Ergenlik döneminde ortaya çıkan veya kendisini belli etmeye başlayan bazı kişilik bozukluğu örüntülerinin bu dönemde keşif edilip, tedavi edilmeye başlanması halinde, bu sorunların yetişkinlik dönemi kişilik örüntüleri halinde yerleşmesini önlemek açısından kritik bir yaş evresidir.
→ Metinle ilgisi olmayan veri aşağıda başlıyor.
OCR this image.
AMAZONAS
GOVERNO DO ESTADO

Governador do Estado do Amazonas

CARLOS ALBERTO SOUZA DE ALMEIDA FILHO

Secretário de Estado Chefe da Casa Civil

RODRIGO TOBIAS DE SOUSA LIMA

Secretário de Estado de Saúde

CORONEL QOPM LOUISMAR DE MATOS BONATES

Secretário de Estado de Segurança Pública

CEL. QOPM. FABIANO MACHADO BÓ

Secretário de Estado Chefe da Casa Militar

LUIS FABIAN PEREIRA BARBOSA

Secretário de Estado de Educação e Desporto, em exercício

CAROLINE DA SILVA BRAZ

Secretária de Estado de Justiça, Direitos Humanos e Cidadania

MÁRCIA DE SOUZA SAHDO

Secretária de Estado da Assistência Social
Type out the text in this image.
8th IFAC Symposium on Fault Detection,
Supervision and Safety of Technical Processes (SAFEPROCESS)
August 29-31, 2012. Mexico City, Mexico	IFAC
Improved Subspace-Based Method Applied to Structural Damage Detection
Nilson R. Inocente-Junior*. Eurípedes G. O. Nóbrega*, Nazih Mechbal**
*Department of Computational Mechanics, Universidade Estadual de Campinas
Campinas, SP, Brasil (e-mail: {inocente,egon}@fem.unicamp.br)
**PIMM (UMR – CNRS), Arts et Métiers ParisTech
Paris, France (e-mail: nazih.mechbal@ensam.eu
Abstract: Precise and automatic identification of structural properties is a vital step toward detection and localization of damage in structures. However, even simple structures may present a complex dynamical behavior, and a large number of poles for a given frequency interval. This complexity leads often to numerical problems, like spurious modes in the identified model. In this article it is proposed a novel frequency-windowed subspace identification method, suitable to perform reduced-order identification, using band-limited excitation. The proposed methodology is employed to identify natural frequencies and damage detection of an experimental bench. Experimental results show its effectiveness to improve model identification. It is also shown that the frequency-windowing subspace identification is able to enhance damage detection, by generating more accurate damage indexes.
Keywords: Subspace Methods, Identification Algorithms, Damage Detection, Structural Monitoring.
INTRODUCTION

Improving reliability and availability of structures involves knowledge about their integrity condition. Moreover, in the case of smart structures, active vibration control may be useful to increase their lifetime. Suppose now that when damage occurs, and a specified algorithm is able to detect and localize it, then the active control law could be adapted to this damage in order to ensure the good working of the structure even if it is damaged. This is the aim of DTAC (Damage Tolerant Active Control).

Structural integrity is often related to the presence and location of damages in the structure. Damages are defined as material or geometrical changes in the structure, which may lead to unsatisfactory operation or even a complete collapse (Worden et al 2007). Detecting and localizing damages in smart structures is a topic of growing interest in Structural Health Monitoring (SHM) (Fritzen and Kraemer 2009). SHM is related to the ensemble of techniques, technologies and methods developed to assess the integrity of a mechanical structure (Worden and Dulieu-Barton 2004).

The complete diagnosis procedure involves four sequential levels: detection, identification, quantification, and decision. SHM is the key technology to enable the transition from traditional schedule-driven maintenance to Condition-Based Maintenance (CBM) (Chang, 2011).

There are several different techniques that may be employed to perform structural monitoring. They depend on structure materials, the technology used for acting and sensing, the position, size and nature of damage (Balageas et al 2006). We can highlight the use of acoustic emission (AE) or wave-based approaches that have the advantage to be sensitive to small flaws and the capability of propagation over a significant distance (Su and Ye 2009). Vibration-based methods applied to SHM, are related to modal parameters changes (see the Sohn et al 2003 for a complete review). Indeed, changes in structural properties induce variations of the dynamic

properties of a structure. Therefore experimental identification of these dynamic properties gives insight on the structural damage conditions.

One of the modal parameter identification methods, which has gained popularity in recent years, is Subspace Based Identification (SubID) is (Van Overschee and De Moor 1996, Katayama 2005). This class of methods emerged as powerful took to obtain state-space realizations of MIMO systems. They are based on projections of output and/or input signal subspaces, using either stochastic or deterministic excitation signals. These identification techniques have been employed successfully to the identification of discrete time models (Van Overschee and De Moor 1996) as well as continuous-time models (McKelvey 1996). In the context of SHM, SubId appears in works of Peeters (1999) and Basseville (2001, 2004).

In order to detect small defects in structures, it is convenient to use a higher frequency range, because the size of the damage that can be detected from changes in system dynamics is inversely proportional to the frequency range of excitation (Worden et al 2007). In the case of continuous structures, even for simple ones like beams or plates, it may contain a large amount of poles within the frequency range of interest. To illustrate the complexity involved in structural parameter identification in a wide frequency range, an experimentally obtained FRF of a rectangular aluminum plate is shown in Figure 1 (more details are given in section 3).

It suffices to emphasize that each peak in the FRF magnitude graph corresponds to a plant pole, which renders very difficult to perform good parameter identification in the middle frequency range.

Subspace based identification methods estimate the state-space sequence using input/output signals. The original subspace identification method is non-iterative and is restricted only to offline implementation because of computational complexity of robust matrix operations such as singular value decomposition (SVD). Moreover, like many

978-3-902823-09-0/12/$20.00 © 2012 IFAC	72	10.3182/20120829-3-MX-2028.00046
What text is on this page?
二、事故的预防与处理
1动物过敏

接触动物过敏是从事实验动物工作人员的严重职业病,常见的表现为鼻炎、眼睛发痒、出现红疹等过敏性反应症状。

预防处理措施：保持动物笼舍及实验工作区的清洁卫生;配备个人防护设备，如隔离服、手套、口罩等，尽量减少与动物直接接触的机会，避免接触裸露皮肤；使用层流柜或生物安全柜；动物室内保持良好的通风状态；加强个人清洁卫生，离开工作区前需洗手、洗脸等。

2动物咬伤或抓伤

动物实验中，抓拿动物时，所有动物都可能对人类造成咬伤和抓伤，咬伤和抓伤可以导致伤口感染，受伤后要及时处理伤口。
Bu dönemin sorunlarını bir uzman danışmanlığında atlatan kişiler, yetişkinlik dönemi kişilik yapılanmasında, daha dengeli ve topluma uyumlu kişilik örüntüleri geliştirmektedirler.
Ergenlik döneminde görülen başlıca psikolojik problemleri şu şekilde sayabiliriz;
*İntihar en önemli risk faktörüdür.
*Maddenin kötüye kullanımı.
*Kişilik bozuklukları ( Erken müdahale halinde, yetişkinlik dönemine etkisi azaltılabilinir)
*Asosyal yapı, Antisosyal yapı ve sosyal geri çekilme problemleri.
*Uygunsuz arkadaşlıklar (Çeteye yönelme)
*Otoriteye karşı itaat problemleri
*Dikkat Eksikliği ve Hiperaktivite,
*Davranım Bozukluğu,
*Sınav Kaygısı, okul fobisi, ayrılma anksiyetesi
*Korkular, Öfke, Depresyon,
*Tikler ve Takıntılar,
*Kardeş Kıskançlığı, Ailede Boşanma ve Kayıp,
*Herhangi bir kayba bağlı yas süreci gibi zorlu yaşam evreleri,
*Aile içi iletişim sorunları vb. çocukluk ve ergenlik döneminde en sık karşılaşılan problem durumları arasındadır.